EL primer ministro de Irlanda del Norte (Ulster), Peter Robinson, ha presentado la dimisión del cargo durante seis semanas -prorrogables- para mantenerse al margen de la investigación sobre el escándalo sexual que protagoniza su esposa, Iris, también diputada, que favoreció a su joven amante consiguiéndole 50.000 libras y la licencia para abrir un café.

No creo que seis semanas sean suficientes para que los irlandeses olviden un caso de película. Tiene todos los ingredientes para un buen filme: la señora fue amante de un vecino carnicero al que, en su lecho de muerte por cáncer, prometió cuidar de su hijo adolescente. Le cuidó con tanta dedicación y mimo que se convirtió en su amante, sin importarle que, por edad, podía ser su nieto. Un amor sin límites.

Lo malo, para ella, es que hubo algo más que sexo. Iris ayudó al hijo del carnicero utilizando sus cargos de diputada y concejala para allegar fondos de dos promotores inmobiliarios a fin de que pudiera montar su negocio de cafetería y para que se hiciera con la concesión municipal de explotación en un nuevo parque local. Ya no estamos, pues, ante la aventura privada de la mujer de un político relevante que les afectaría a ellos y a nadie más, sino ante el adulterio de una política en activo que, aparte de ponerle los cuernos a su poderoso marido, hace tráfico de influencias desde sus cargos públicos .

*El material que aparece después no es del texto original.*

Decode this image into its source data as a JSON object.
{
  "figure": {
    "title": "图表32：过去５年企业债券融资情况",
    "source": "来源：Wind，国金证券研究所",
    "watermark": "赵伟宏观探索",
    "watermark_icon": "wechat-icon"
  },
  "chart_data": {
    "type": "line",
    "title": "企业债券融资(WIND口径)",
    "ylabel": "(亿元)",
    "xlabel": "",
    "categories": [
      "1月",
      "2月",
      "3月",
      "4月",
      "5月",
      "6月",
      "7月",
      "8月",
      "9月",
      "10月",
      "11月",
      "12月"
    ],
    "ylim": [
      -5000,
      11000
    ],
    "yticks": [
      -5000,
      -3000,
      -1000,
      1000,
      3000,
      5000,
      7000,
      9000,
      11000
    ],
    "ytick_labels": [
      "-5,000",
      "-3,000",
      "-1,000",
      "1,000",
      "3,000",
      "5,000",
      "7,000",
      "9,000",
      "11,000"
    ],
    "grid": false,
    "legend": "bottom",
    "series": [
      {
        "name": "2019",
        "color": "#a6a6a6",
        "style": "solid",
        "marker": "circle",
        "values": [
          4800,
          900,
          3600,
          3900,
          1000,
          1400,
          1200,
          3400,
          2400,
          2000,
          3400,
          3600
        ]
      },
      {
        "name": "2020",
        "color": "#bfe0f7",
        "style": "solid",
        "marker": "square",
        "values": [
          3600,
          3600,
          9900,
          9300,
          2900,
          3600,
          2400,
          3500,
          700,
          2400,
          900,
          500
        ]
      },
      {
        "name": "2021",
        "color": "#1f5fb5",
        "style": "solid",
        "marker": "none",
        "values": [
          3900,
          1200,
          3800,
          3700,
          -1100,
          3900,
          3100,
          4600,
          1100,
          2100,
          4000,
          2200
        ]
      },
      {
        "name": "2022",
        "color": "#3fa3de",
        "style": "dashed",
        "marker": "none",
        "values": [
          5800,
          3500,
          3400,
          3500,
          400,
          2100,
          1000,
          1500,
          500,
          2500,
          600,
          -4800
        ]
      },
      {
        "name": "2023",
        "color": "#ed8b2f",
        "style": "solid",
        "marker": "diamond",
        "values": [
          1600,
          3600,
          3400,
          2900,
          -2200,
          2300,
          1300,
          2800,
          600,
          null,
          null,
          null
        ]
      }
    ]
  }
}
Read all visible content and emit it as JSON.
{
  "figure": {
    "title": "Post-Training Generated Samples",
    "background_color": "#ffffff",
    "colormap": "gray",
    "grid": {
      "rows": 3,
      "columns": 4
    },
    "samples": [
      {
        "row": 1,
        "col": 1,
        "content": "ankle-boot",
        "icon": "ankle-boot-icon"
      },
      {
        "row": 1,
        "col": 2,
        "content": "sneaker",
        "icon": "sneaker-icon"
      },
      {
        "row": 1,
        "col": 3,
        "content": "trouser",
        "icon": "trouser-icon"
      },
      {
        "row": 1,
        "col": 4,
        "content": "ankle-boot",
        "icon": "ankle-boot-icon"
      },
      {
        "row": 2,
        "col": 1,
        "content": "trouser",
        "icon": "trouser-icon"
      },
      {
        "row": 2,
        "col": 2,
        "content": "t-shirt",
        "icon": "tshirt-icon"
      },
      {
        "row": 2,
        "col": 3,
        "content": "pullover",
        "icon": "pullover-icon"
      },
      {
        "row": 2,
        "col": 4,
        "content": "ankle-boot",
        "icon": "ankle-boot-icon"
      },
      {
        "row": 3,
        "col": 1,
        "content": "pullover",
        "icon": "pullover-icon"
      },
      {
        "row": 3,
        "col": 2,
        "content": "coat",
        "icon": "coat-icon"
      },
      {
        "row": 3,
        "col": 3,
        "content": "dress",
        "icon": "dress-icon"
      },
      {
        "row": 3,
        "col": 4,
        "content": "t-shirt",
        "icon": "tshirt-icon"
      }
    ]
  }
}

Hay otro elemento peliculero que le perjudica. Iris Robinson, protestante pentecostal de armas tomar, defensora de la tradición y el puritanismo, echaba mano de la Biblia con frecuencia, fuera para condenar a los homosexuales por abominables y repulsivos o para criticar a Hillary Clinton por haber perdonado las infidelidades de Bill, precisamente lo que ha hecho su esposo ahora con ella. Iris pregonaba una cosa y hacía la contraria. Si mal no recuerdo, eso se conoce como hipocresía. Suele ocurrir. Antonio Gala escribió hace años que el puritanismo y el desmadre son hermanos siameses unidos por la espalda. O por otro sitio.

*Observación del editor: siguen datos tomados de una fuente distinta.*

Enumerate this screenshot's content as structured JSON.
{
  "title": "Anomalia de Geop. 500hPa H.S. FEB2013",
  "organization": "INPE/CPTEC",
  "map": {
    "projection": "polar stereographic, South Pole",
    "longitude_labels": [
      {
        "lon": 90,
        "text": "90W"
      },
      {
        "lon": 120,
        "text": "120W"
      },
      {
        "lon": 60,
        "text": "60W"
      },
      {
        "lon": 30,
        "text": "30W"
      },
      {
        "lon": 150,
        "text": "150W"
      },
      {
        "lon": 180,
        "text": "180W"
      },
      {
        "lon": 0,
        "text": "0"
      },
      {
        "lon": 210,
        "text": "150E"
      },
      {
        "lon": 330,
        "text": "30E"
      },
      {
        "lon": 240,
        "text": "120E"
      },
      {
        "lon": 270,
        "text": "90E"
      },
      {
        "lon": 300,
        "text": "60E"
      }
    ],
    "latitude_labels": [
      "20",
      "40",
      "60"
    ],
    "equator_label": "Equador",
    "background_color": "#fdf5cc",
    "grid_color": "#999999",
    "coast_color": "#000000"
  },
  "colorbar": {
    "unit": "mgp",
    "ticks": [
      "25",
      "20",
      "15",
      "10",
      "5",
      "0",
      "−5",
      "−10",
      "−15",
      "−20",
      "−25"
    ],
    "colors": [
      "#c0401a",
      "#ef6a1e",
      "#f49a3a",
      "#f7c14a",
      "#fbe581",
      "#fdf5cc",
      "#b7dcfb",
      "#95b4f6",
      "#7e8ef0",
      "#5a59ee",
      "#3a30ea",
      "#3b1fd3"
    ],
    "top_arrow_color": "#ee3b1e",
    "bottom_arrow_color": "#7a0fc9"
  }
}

Pero el asunto es de película incluso literalmente. Por uno de esos azares que la realidad busca para hacerse más sugestiva y fantástica, la ardiente consorte del primer ministro del Ulster toma el apellido de su esposo y se llama nada menos que Mrs. Robinson, exactamente igual que la protagonista de El graduado, una hastiada ama de casa norteamericana (Anne Bancroft) que seduce a un jovencito inexperto (Dustin Hoffman) mientras Simon y Garfunkel cantan "escóndelo en un sitio discreto, donde nadie lo encuentre, mételo en la despensa, con los bizcochos".

Tampoco Mr. Robinson tiene medio pase. Escenificó que perdonaba a su esposa, pero solamente cuando se enteró que la BBC iba a hacer público el escándalo. Todo de cara a la galería.